I do have a multimeter, and a meter that plugs in between the outlet and the appliance to see what it uses. The Ammeter looks like something I should add. I just bought the cabin/acreage about 3 months ago, and there's been a lot of work needed to the property, so I admit I haven't spent near as much time with measuring/calibrating/observing the solar set up as I obviously need to. I haven't plugged in the inline meter yet to see what that fans is drawing, which is first on my list for this weekend.

I have a little digital meter for battery output, but I haven't wired it in yet, because the batteries and components are in a temporary corner until I get a little more work done on the corner where the battery box and components will be permanently located.

When I show up at the cabin during the day with the batteries fully charged, the CC will show PV output of 57-62 volts (depending on exact time and any little clouds, etc) and minimal amps, like .1a. Turning on the fan doesn't change the voltage but the PV input will now be 1.2 - 1.4 amps, and the battery output according to the CC will also show that -1.4 amps. 
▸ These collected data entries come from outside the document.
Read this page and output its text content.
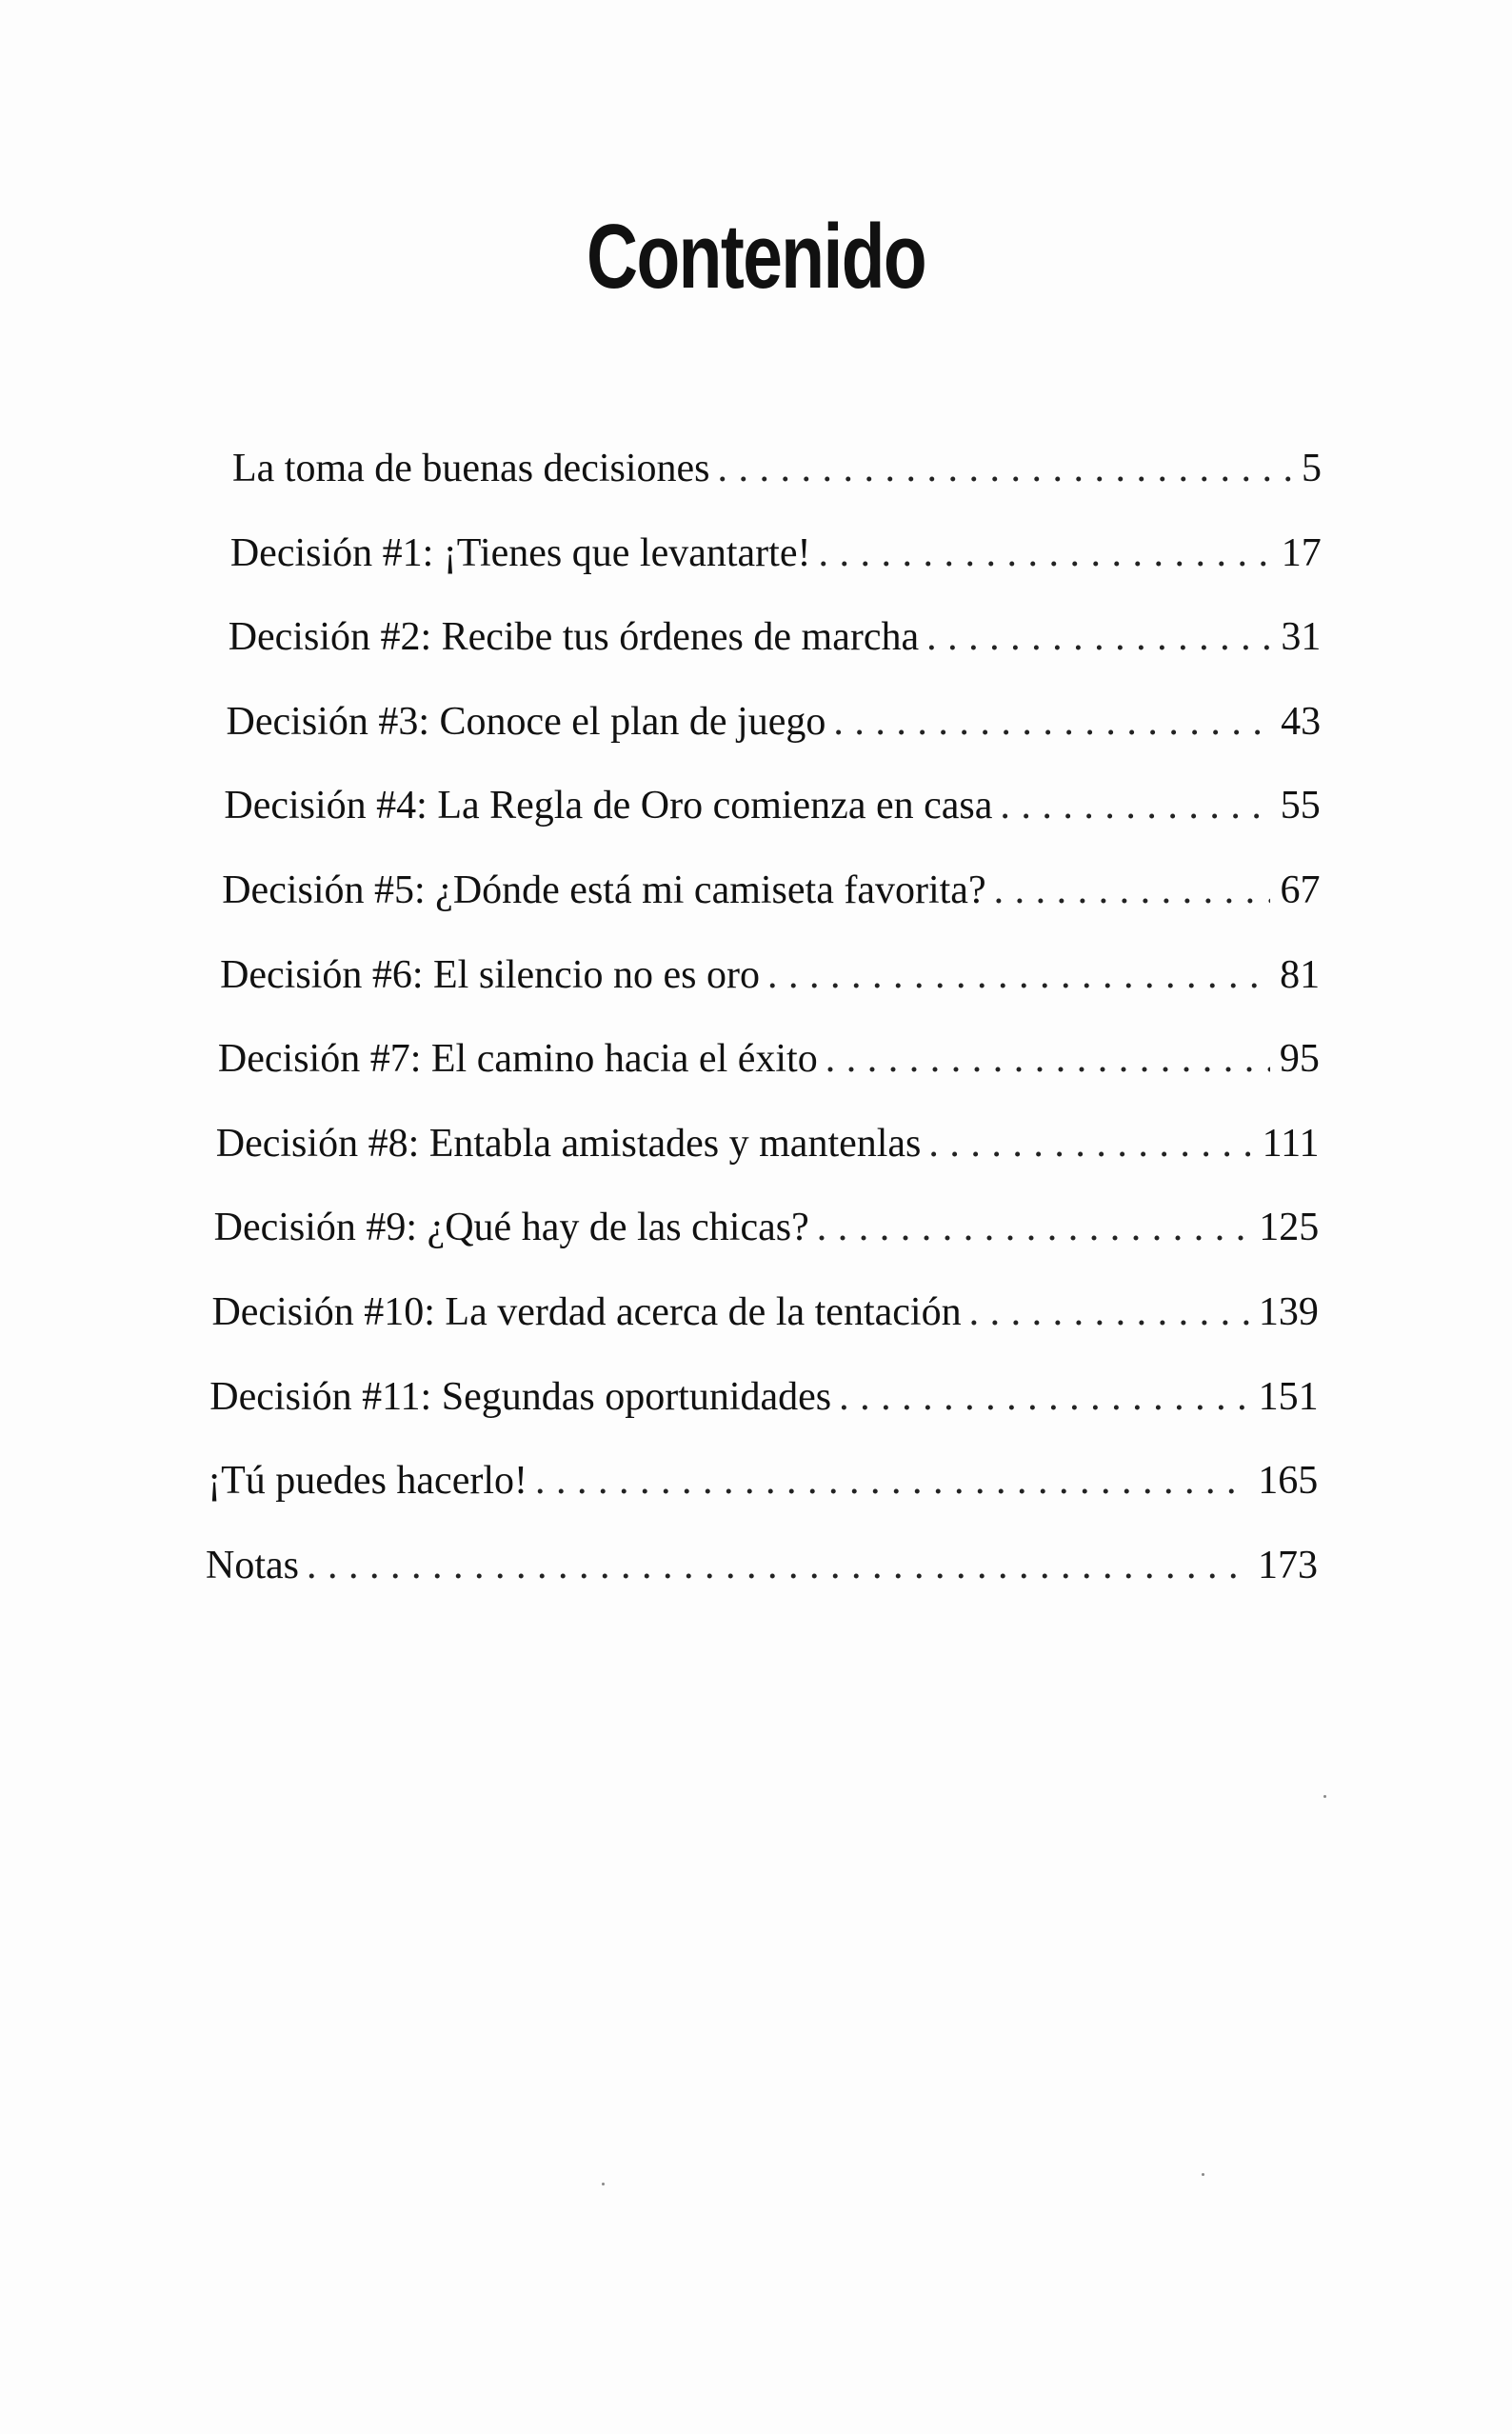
Contenido
La toma de buenas decisiones . . .	5
Decisión #1: ¡Tienes que levantarte! . . .	17
Decisión #2: Recibe tus órdenes de marcha . . .	31
Decisión #3: Conoce el plan de juego . . .	43
Decisión #4: La Regla de Oro comienza en casa . . .	55
Decisión #5: ¿Dónde está mi camiseta favorita? . . .	67
Decisión #6: El silencio no es oro . . .	81
Decisión #7: El camino hacia el éxito . . .	95
Decisión #8: Entabla amistades y mantenlas . . .	111
Decisión #9: ¿Qué hay de las chicas? . . .	125
Decisión #10: La verdad acerca de la tentación . . .	139
Decisión #11: Segundas oportunidades . . .	151
¡Tú puedes hacerlo! . . .	165
Notas . . .	173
After a few hours, the battery level indicator on the CC will show some of the bars missing as it's discharged some. The PV input now will be something like 58 v, 5.6 a, and the battery voltage would be down to around 12.2 or so. It was at 13.8 when I arrived, so fully charged plus receiving power from the panels, down to 12.2 still receiving power from the panels the whole day.
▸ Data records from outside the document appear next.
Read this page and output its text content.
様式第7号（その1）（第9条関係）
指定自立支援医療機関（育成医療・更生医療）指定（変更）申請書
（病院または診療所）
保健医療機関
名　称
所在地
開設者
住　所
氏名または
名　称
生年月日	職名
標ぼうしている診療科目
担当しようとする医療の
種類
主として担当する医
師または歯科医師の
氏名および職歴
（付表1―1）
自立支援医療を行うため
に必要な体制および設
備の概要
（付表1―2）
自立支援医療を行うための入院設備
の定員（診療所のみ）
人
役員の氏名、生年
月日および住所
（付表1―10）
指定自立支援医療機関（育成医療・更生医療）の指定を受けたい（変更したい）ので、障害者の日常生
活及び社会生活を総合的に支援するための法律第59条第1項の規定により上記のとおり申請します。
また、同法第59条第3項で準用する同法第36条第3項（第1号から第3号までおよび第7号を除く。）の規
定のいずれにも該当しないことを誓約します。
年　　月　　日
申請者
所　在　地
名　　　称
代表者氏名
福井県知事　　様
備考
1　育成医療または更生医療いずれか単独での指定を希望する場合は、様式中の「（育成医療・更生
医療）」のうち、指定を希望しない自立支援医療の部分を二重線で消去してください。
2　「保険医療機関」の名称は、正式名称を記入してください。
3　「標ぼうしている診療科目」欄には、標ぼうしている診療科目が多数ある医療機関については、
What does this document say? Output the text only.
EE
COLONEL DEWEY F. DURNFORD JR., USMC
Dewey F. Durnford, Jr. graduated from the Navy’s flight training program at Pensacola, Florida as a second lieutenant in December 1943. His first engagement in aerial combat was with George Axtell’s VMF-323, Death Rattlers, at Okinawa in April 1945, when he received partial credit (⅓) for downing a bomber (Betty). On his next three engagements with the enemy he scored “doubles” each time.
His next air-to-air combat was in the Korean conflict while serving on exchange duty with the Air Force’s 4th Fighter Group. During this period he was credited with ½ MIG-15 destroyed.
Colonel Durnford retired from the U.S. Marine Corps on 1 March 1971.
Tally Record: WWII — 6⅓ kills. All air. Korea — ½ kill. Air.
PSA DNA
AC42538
Footnote - reviewing my CC manual, 13.8 v is the float charging value, so that's why I see that number when I first arrive at the cabin

Aguarancher said:

Have you checked the water level in those batteries? Only refill with distilled water and when they are cool is best. Try not to overfill.

I haven't checked that. I will do that when I go down Friday though.
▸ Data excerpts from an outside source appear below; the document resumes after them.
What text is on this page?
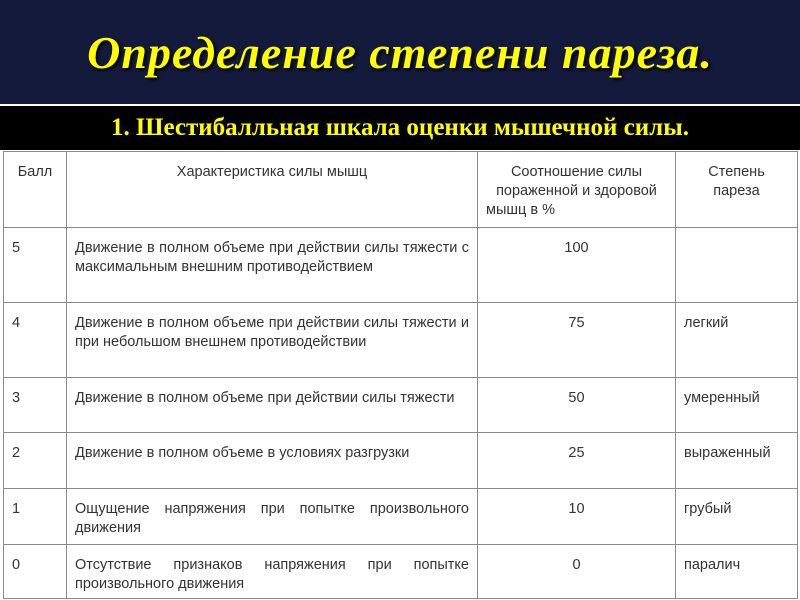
Определение степени пареза.
1. Шестибалльная шкала оценки мышечной силы.
Балл	Характеристика силы мышц	Соотношение силы пораженной и здоровой мышц в %	Степень пареза
5	Движение в полном объеме при действии силы тяжести с максимальным внешним противодействием	100	
4	Движение в полном объеме при действии силы тяжести и при небольшом внешнем противодействии	75	легкий
3	Движение в полном объеме при действии силы тяжести	50	умеренный
2	Движение в полном объеме в условиях разгрузки	25	выраженный
1	Ощущение напряжения при попытке произвольного движения	10	грубый
0	Отсутствие признаков напряжения при попытке произвольного движения	0	паралич
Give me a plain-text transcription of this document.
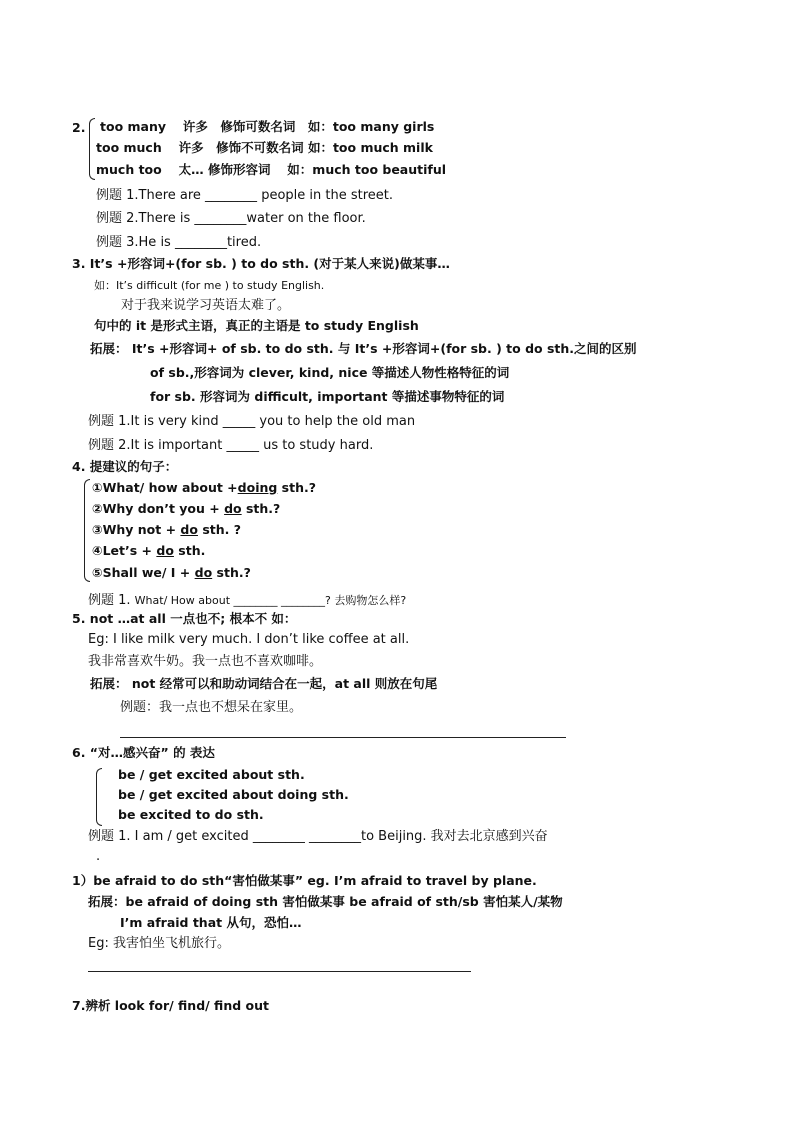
2. too many　 许多　修饰可数名词　如：too many girls
too much　 许多　修饰不可数名词 如：too much milk
much too　 太… 修饰形容词　 如：much too beautiful
例题 1.There are ________ people in the street.
例题 2.There is ________water on the floor.
例题 3.He is ________tired.
3. It’s +形容词+(for sb. ) to do sth. (对于某人来说)做某事…
如：It’s difficult (for me ) to study English.
对于我来说学习英语太难了。
句中的 it 是形式主语，真正的主语是 to study English
拓展： It’s +形容词+ of sb. to do sth. 与 It’s +形容词+(for sb. ) to do sth.之间的区别
of sb.,形容词为 clever, kind, nice 等描述人物性格特征的词
for sb. 形容词为 difficult, important 等描述事物特征的词
例题 1.It is very kind _____ you to help the old man
例题 2.It is important _____ us to study hard.
4. 提建议的句子：
①What/ how about +doing sth.?
②Why don’t you + do sth.?
③Why not + do sth. ?
④Let’s + do sth.
⑤Shall we/ I + do sth.?
例题 1. What/ How about ________ ________? 去购物怎么样?
5. not …at all 一点也不; 根本不 如：
Eg: I like milk very much. I don’t like coffee at all.
我非常喜欢牛奶。我一点也不喜欢咖啡。
拓展： not 经常可以和助动词结合在一起，at all 则放在句尾
例题：我一点也不想呆在家里。
6. “对…感兴奋” 的 表达
be / get excited about sth.
be / get excited about doing sth.
be excited to do sth.
例题 1. I am / get excited ________ ________to Beijing. 我对去北京感到兴奋
.
1）be afraid to do sth“害怕做某事” eg. I’m afraid to travel by plane.
拓展：be afraid of doing sth 害怕做某事 be afraid of sth/sb 害怕某人/某物
I’m afraid that 从句，恐怕…
Eg: 我害怕坐飞机旅行。
7.辨析 look for/ find/ find out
Just updating from this weekend.
I ordered the ammeter but it hasn't arrived yet.
Someone asked manufacture date of the batteries One is 6/2017 and the other is 7/2017.  Water levels on both are full and bubbling.
I have a little digital inline meter that I hadn't installed yet. Blue back light, readings for Volts, Current in Amps, Power in Watts and Energy in Watt hours, about $17 on Amazon - you guys probably know what I'm talking about. I wired it in this weekend.
I also have a meter that plugs in between an outlet and an appliance. I have a cellphone signal booster antenna plugged in at all times, so that accounts for a little power usage.
Voltage on the inline meter matches what my CC says within a 100th, so one might say 13.35 and the other 13.34, so that appears accurate. I find it annoying that it gives me the charging voltage rather than the actual battery voltage. The only way to read current battery voltage is to disconnect the PV or wait until nightfall. 
The fan label says .4 amps AC. The meter I plugged in between the fan and inverter said .389 with a little variation. The digital meter on the battery said 4 to 4.1 amps DC. Allowing for the cell phone antenna, tat also seems correct.
Someone mentioned inverter efficiency above. The fan should be about 48 watts, and my Power reading was 58 watts, so about an 82% efficiency or 18% loss if I calculated that right. 
I failed to note the exact time when I got everything set up to start metering, but closest guess is a 6 hour test. At the end of that, the Energy setting read 382 Wh. Divide that by 58 watts and you get 6.5, so that's about right. Divide 382 watts by 12 volts and I get 31.8 amp hours. If I multiply the 31.8 times the above figured 82% efficiency of the inverter, I get 26.1 amp hours. So the 4 amp fan running 6 hours would be 24. Add a little for the cellphone booster, and the math all comes out right. 
So, a 230 Ah battery bank minus 31.8 Ah used is 198.2 left. So I should have roughly 86% charge on the battery bank. At nightfall, I had 12.49 on the voltage reading, which according to the chart above is around 80%. It was overcast, so not the best day for testing, but just using batteries alone, the power I used should have left me with 86% charged. Adding in that I was getting some power from the PV, I would expect to be at 90% or better. And on a full sun day I would think running just that fan and cell phone booster would be more than covered by incoming power. 
The little battery icon with the bars that had me so concerned is still a mystery. The manual refers to it as "battery capacity" but no further description. It seems that maybe it is a measure of how much power I'm getting from the PV relative to how much charge is in the battery. But it's not a fuel gauge, which is how I was initially reading it. At night it showed no bars, while the new voltage meter showed 12.49, or 80%. So basically I've decided that icon is worthless and to pay more attention to the numbers than the pictures.

Probably too much information, but I wanted to give you guys everything you might need. So, any observations on my math or my assumptions?